Родственники девушки, в дом которой я собирался войти, выставили меня
за дверь, сказав: "Человек, у которого нет жизненной силы, не может иметь
дела с женщиной". Это послужило толчком. Точно солью посыпали рану. Я дрожал
от гнева и унижения. Но тогда я еще не понял, что я - человек, у которого
нет жизненной силы. Я был уверен в себе - дайте мне подходящую работу, и я
не уступлю другим.
Я ошибался. Вернее - заблуждался, человек не может верно оценить сам
себя. Какая работа могла "подходить" мне, калеке без образования, не
знающему никакого ремесла? Я тем не менее рассердился. Чтобы в конце концов
смирить себя: "Ты не способен жить собственным трудом, это невозможно", -
для такого потребовалось мужество. И то, что я сам признал это, было
страшно. Мне незачем было дольше оставаться в клинике Хансена, если бы не
моя неспособность вести самостоятельную жизнь. И не только мне - восемьдесят
процентов пациентов уже были практически здоровы, и у них тоже не было
никакого резона задерживаться. Однако для них не было пути назад, в
общество, и они до самой смерти оставались в клинике. Уж это-то общество
гарантировало больным проказой.
Среди моих близких друзей, к кому я мог обратиться за помощью, был
человек по фамилии Сугата, с ним я сдружился в школьные годы.
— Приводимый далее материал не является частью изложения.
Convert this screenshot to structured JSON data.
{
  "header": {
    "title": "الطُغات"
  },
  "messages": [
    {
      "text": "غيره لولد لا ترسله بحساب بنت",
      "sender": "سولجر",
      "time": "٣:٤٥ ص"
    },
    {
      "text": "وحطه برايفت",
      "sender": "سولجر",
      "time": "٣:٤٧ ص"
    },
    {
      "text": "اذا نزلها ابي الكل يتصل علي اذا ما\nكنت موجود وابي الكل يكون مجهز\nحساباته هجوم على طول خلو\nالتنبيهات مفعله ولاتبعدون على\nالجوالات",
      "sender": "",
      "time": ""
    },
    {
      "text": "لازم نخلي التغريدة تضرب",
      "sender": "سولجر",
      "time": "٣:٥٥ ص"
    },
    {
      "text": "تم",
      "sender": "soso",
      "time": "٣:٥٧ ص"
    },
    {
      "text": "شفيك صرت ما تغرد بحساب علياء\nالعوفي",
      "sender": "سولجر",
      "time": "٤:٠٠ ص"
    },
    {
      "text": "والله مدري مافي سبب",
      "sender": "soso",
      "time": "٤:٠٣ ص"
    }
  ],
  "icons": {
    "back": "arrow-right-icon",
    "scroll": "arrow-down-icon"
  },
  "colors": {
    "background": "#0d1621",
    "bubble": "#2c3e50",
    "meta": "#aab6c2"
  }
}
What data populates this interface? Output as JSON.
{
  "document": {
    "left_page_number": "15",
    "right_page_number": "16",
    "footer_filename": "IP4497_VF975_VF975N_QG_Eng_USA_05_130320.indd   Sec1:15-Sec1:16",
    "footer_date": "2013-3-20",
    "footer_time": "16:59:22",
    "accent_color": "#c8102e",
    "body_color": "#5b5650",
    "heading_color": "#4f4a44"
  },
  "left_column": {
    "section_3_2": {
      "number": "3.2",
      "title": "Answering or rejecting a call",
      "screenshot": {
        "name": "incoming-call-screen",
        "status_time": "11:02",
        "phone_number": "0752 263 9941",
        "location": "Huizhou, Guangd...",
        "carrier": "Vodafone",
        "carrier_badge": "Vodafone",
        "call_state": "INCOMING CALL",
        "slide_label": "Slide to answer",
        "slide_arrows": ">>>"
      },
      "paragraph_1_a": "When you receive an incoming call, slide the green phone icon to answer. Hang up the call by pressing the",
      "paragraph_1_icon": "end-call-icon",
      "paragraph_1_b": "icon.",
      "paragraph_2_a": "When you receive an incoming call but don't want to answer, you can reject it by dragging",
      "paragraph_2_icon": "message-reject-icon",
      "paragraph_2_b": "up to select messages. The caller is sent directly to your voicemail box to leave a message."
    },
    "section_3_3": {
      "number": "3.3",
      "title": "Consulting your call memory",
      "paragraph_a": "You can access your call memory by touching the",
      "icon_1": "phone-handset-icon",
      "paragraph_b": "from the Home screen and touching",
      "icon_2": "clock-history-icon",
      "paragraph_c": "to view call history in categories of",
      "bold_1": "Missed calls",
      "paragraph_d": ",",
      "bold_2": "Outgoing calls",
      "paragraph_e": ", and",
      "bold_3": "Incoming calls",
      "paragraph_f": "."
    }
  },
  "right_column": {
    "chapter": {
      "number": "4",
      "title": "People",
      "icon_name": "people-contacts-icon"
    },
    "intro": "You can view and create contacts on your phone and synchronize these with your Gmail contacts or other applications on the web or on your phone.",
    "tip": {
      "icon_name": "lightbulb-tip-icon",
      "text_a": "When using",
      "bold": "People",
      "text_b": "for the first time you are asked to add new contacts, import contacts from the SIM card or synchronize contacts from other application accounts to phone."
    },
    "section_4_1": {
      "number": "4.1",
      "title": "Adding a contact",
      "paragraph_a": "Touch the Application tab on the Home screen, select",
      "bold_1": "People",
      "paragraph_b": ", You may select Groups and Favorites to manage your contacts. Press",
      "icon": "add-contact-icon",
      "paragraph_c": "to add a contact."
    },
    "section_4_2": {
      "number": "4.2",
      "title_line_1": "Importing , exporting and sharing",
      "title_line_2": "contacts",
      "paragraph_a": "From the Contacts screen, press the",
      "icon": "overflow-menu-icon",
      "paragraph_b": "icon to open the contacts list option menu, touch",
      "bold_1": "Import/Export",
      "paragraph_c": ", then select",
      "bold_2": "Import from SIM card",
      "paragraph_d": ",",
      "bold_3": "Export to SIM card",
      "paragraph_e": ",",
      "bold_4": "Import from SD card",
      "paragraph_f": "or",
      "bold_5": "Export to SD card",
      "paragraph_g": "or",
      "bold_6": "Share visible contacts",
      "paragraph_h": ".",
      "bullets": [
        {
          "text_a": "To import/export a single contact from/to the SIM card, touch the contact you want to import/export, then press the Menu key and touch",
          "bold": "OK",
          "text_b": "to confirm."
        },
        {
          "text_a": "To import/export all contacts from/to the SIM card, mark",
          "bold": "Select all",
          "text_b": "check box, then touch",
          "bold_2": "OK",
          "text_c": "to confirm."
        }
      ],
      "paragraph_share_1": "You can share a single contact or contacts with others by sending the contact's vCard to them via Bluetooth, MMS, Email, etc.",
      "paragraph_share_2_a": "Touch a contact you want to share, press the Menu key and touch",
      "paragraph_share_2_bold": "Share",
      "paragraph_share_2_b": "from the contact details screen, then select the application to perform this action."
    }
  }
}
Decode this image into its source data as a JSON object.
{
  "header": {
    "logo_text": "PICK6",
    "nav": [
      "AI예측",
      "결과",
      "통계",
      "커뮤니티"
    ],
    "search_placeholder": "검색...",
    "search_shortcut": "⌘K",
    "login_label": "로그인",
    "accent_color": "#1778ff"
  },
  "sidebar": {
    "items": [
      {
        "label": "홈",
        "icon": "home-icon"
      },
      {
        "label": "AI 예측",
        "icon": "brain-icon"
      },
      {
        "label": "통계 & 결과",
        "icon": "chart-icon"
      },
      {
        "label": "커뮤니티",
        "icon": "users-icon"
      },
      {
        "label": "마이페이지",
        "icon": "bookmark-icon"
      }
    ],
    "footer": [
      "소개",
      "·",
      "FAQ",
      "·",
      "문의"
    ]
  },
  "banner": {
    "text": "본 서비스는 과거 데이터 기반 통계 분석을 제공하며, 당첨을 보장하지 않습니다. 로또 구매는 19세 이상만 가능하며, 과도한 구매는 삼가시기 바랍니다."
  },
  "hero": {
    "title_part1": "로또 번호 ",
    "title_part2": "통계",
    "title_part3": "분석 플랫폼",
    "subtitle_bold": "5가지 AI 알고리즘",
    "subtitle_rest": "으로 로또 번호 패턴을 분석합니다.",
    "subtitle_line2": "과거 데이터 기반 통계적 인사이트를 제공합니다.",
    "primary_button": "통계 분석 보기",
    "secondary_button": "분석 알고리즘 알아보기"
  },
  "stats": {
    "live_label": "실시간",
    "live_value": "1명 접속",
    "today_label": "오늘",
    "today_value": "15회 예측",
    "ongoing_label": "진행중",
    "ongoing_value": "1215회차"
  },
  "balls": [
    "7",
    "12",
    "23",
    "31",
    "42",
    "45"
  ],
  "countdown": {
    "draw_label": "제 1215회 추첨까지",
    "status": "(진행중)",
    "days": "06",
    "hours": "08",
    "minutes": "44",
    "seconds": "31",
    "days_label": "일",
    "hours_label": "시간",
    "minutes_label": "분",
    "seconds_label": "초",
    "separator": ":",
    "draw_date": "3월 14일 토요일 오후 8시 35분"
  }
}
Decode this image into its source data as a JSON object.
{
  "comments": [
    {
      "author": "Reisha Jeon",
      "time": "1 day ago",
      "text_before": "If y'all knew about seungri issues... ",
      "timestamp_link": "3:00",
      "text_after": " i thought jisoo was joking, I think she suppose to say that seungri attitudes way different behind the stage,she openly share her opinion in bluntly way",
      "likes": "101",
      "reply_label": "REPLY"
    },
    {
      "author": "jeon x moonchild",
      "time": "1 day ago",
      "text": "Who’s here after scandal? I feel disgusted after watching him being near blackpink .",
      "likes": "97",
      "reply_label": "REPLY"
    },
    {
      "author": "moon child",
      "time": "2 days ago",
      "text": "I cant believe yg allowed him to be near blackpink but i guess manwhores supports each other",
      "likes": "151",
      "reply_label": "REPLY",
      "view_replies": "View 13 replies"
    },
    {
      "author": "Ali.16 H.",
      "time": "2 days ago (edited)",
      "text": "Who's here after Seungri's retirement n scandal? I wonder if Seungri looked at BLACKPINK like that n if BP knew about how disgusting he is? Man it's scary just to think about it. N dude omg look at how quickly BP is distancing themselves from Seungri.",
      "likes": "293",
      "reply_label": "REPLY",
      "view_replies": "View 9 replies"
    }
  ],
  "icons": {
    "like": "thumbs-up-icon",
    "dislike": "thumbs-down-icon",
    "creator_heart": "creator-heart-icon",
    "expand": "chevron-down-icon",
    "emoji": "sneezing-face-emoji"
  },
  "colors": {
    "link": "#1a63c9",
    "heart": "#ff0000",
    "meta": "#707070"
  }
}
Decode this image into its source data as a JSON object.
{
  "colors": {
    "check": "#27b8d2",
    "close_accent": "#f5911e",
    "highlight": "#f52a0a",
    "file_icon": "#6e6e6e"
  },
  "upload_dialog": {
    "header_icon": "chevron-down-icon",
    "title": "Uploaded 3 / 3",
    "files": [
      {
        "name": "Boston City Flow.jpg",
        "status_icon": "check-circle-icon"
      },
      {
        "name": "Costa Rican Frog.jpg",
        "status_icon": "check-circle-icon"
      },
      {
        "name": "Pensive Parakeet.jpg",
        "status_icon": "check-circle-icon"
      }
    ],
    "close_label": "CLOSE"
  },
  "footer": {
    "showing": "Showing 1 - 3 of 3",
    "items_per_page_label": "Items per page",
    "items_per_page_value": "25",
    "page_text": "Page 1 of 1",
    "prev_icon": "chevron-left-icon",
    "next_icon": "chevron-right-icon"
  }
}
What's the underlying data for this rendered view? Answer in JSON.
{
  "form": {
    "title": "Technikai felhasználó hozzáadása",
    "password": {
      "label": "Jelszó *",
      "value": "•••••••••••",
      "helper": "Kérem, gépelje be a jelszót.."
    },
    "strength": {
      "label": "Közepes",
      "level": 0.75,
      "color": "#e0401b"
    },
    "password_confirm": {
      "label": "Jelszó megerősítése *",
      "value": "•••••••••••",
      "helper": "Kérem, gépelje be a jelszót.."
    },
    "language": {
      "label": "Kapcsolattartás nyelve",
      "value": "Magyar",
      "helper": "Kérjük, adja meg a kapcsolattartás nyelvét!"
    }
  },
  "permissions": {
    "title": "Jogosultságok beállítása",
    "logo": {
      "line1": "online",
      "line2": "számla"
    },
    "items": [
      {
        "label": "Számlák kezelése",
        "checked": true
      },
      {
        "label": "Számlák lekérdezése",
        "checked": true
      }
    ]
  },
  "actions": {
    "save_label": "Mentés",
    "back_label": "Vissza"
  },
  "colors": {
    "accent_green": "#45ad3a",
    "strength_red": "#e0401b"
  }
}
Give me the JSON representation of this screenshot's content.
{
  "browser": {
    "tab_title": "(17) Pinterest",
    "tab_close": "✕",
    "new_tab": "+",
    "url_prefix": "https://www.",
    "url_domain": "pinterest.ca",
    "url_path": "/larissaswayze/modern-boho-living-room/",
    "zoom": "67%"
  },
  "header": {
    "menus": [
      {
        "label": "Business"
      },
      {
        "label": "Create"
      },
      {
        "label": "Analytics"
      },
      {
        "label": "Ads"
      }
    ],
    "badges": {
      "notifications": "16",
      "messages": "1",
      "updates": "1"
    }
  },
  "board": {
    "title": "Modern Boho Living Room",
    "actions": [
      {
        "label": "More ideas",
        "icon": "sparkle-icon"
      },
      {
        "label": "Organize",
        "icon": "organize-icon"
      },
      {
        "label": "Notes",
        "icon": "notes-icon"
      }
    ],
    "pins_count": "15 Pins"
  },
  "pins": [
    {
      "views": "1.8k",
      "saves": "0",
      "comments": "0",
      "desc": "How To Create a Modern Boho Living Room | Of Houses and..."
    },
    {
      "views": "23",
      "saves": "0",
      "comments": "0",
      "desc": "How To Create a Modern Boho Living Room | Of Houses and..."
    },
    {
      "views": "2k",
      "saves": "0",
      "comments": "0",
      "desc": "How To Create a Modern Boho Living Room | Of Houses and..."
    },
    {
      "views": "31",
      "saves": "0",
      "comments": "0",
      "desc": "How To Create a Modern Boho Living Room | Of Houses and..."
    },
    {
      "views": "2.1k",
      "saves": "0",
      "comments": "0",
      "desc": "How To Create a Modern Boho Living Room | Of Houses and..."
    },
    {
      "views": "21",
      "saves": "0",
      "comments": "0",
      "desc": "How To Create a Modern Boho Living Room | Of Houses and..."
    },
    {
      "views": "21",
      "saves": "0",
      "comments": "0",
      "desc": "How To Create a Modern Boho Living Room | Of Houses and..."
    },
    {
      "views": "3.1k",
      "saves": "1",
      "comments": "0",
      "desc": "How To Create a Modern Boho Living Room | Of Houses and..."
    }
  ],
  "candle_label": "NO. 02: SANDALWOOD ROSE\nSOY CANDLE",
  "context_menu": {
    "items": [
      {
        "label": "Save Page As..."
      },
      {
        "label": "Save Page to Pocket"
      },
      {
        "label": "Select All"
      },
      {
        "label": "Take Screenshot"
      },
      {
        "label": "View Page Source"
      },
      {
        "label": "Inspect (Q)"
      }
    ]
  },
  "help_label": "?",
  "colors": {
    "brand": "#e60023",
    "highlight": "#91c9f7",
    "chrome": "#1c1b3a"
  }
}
Мы вместе
учились в лепрозории, расположенном на острове во Внутреннем Японском море,
потом он окончил какой-то частный университет в Токио и теперь служил в
торговой фирме в деловом квартале Маруноути. Он был холостяк, жил неподалеку
от станции метро Синнакано. Среди тех моих знакомых, которые сумели
вернуться в общество, пожалуй, только Сугата был тем человеком, к которому я
мог без стеснения обратиться за помощью.
Вечером пятого января с чемоданчиком в руке я свалился ему как снег на
голову и стал жить у него. Сугата встретил меня радушно, хотя я и не
дождался от него ответа на телеграмму, отправленную накануне.
- Пока можешь послоняться без дела, прокормиться что одному, что
двоим - особой разницы нет...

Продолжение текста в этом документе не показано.